The study had some limitations, which were worth noting. The institutional based nature of the study might not infer for other Tb patients who didn’t visit the institution. Similarly, the nature of cross-sectional study design does not indicate temporal relationship or causality. Self-report of adherence to medications could also be affected by recall bias. Moreover, selection bias could also have been introduced because patients who are under regular follow-up by the university clinic are likely to be receiving better care and support than those in the lower level clinics. Health workers collected data through direct interview of patients and this may subject to social desirability bias.

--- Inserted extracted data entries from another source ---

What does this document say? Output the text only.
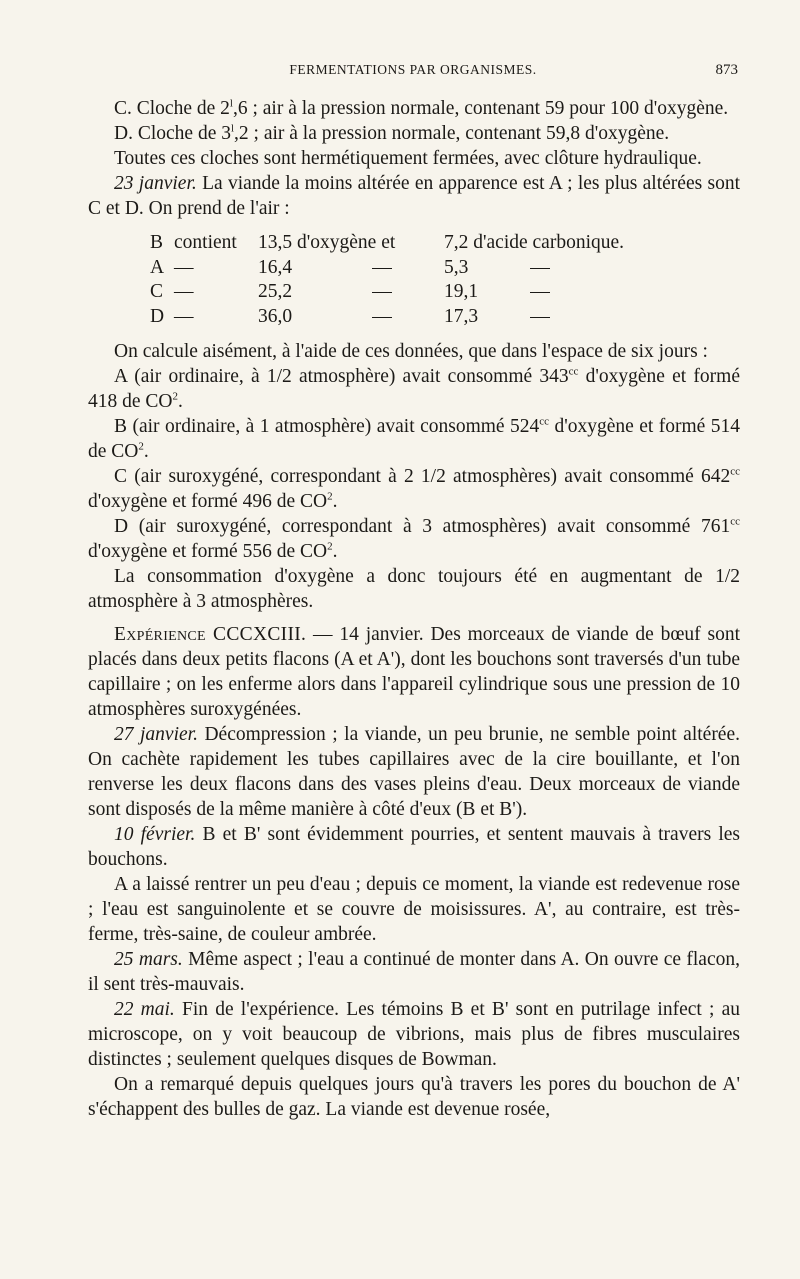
FERMENTATIONS PAR ORGANISMES.	873

C. Cloche de 2$^l$,6 ; air à la pression normale, contenant 59 pour 100 d'oxygène.

D. Cloche de 3$^l$,2 ; air à la pression normale, contenant 59,8 d'oxygène.

Toutes ces cloches sont hermétiquement fermées, avec clôture hydraulique.

23 janvier. La viande la moins altérée en apparence est A ; les plus altérées sont C et D. On prend de l'air :

B contient	13,5 d'oxygène et 7,2 d'acide carbonique.
A —	16,4	5,3
C —	25,2	19,1
D —	36,0	17,3

On calcule aisément, à l'aide de ces données, que dans l'espace de six jours :

A (air ordinaire, à 1/2 atmosphère) avait consommé $343^{cc}$ d'oxygène et formé 418 de $CO^2$.

B (air ordinaire, à 1 atmosphère) avait consommé $524^{cc}$ d'oxygène et formé 514 de $CO^2$.

C (air suroxygéné, correspondant à 2 1/2 atmosphères) avait consommé $642^{cc}$ d'oxygène et formé 496 de $CO^2$.

D (air suroxygéné, correspondant à 3 atmosphères) avait consommé $761^{cc}$ d'oxygène et formé 556 de $CO^2$.

La consommation d'oxygène a donc toujours été en augmentant de 1/2 atmosphère à 3 atmosphères.

Expérience CCCXCIII. — 14 janvier. Des morceaux de viande de bœuf sont placés dans deux petits flacons (A et A'), dont les bouchons sont traversés d'un tube capillaire ; on les enferme alors dans l'appareil cylindrique sous une pression de 10 atmosphères suroxygénées.

27 janvier. Décompression ; la viande, un peu brunie, ne semble point altérée. On cachète rapidement les tubes capillaires avec de la cire bouillante, et l'on renverse les deux flacons dans des vases pleins d'eau. Deux morceaux de viande sont disposés de la même manière à côté d'eux (B et B').

10 février. B et B' sont évidemment pourries, et sentent mauvais à travers les bouchons.

A a laissé rentrer un peu d'eau ; depuis ce moment, la viande est redevenue rose ; l'eau est sanguinolente et se couvre de moisissures. A', au contraire, est très-ferme, très-saine, de couleur ambrée.

25 mars. Même aspect ; l'eau a continué de monter dans A. On ouvre ce flacon, il sent très-mauvais.

22 mai. Fin de l'expérience. Les témoins B et B' sont en putrilage infect ; au microscope, on y voit beaucoup de vibrions, mais plus de fibres musculaires distinctes ; seulement quelques disques de Bowman.

On a remarqué depuis quelques jours qu'à travers les pores du bouchon de A' s'échappent des bulles de gaz. La viande est devenue rosée,
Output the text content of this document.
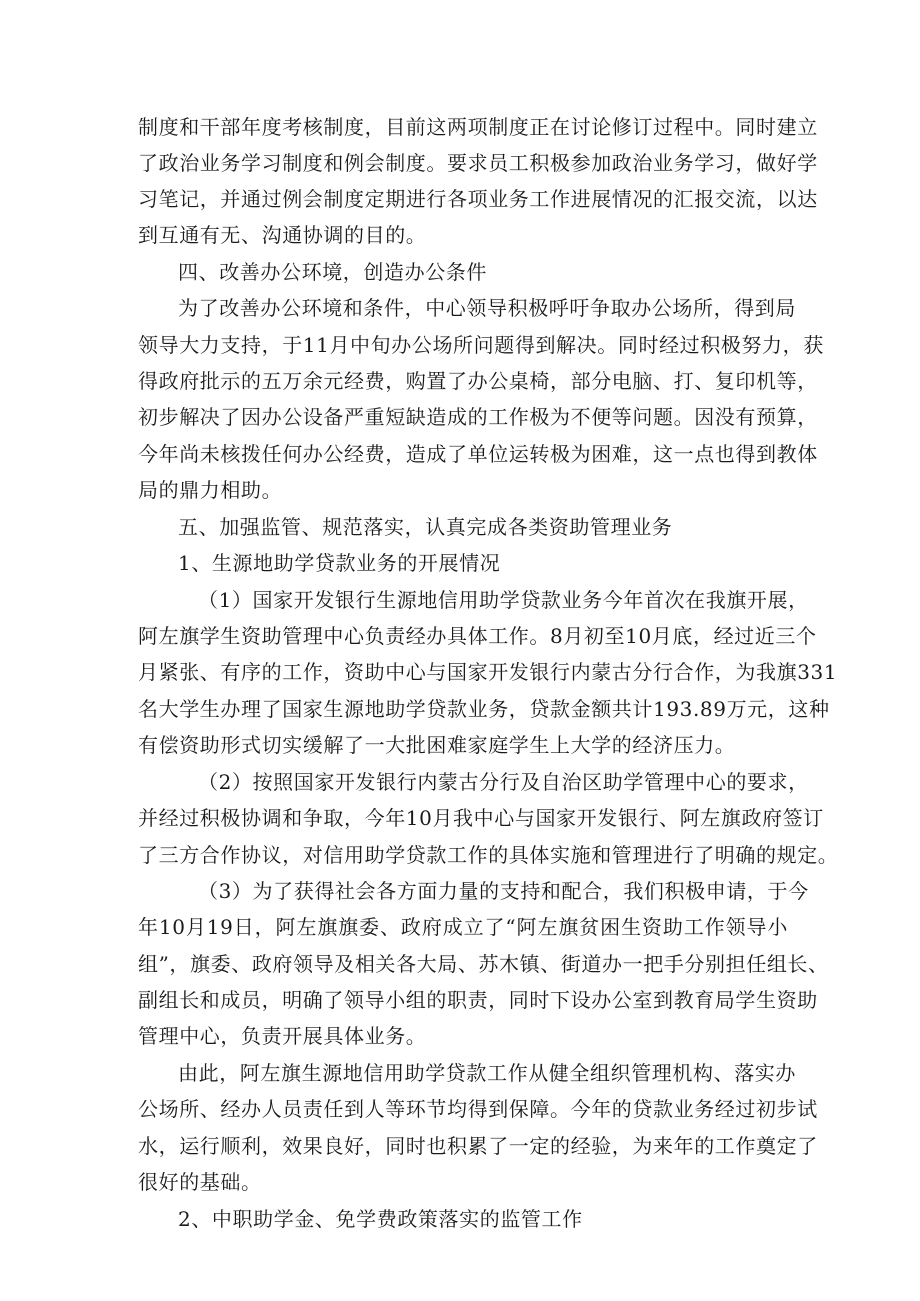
制度和干部年度考核制度，目前这两项制度正在讨论修订过程中。同时建立
了政治业务学习制度和例会制度。要求员工积极参加政治业务学习，做好学
习笔记，并通过例会制度定期进行各项业务工作进展情况的汇报交流，以达
到互通有无、沟通协调的目的。
四、改善办公环境，创造办公条件
为了改善办公环境和条件，中心领导积极呼吁争取办公场所，得到局
领导大力支持，于11月中旬办公场所问题得到解决。同时经过积极努力，获
得政府批示的五万余元经费，购置了办公桌椅，部分电脑、打、复印机等，
初步解决了因办公设备严重短缺造成的工作极为不便等问题。因没有预算，
今年尚未核拨任何办公经费，造成了单位运转极为困难，这一点也得到教体
局的鼎力相助。
五、加强监管、规范落实，认真完成各类资助管理业务
1、生源地助学贷款业务的开展情况
（1）国家开发银行生源地信用助学贷款业务今年首次在我旗开展，
阿左旗学生资助管理中心负责经办具体工作。8月初至10月底，经过近三个
月紧张、有序的工作，资助中心与国家开发银行内蒙古分行合作，为我旗331
名大学生办理了国家生源地助学贷款业务，贷款金额共计193.89万元，这种
有偿资助形式切实缓解了一大批困难家庭学生上大学的经济压力。
（2）按照国家开发银行内蒙古分行及自治区助学管理中心的要求，
并经过积极协调和争取，今年10月我中心与国家开发银行、阿左旗政府签订
了三方合作协议，对信用助学贷款工作的具体实施和管理进行了明确的规定。
（3）为了获得社会各方面力量的支持和配合，我们积极申请，于今
年10月19日，阿左旗旗委、政府成立了“阿左旗贫困生资助工作领导小
组”，旗委、政府领导及相关各大局、苏木镇、街道办一把手分别担任组长、
副组长和成员，明确了领导小组的职责，同时下设办公室到教育局学生资助
管理中心，负责开展具体业务。
由此，阿左旗生源地信用助学贷款工作从健全组织管理机构、落实办
公场所、经办人员责任到人等环节均得到保障。今年的贷款业务经过初步试
水，运行顺利，效果良好，同时也积累了一定的经验，为来年的工作奠定了
很好的基础。
2、中职助学金、免学费政策落实的监管工作
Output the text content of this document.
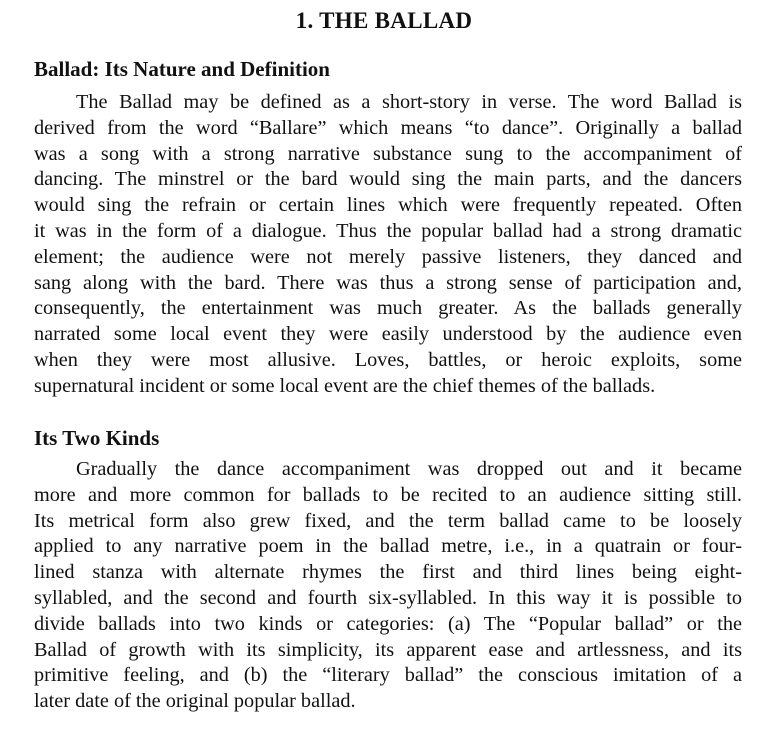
1. THE BALLAD
Ballad: Its Nature and Definition
The Ballad may be defined as a short-story in verse. The word Ballad is
derived from the word “Ballare” which means “to dance”. Originally a ballad
was a song with a strong narrative substance sung to the accompaniment of
dancing. The minstrel or the bard would sing the main parts, and the dancers
would sing the refrain or certain lines which were frequently repeated. Often
it was in the form of a dialogue. Thus the popular ballad had a strong dramatic
element; the audience were not merely passive listeners, they danced and
sang along with the bard. There was thus a strong sense of participation and,
consequently, the entertainment was much greater. As the ballads generally
narrated some local event they were easily understood by the audience even
when they were most allusive. Loves, battles, or heroic exploits, some
supernatural incident or some local event are the chief themes of the ballads.
Its Two Kinds
Gradually the dance accompaniment was dropped out and it became
more and more common for ballads to be recited to an audience sitting still.
Its metrical form also grew fixed, and the term ballad came to be loosely
applied to any narrative poem in the ballad metre, i.e., in a quatrain or four-
lined stanza with alternate rhymes the first and third lines being eight-
syllabled, and the second and fourth six-syllabled. In this way it is possible to
divide ballads into two kinds or categories: (a) The “Popular ballad” or the
Ballad of growth with its simplicity, its apparent ease and artlessness, and its
primitive feeling, and (b) the “literary ballad” the conscious imitation of a
later date of the original popular ballad.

In conclusion, this current study assessed the degree of adherence in pulmonary Tb patients receiving DOTS therapy and barriers contributing to adherence. In comparison to previous studies, our study revealed relatively high non-adherence rate among new pulmonary Tb patients. Knowledge, distance, not decentralizing of DOTs service, health information at every visit and cost of medication other than anti-Tb were the barriers for anti-Tb treatment adherence. Policies are recommended to be developed to strengthen the treatment management of TB patients. Where possible, decentralization of DOTs service to lower level of health facility structure should be prioritized.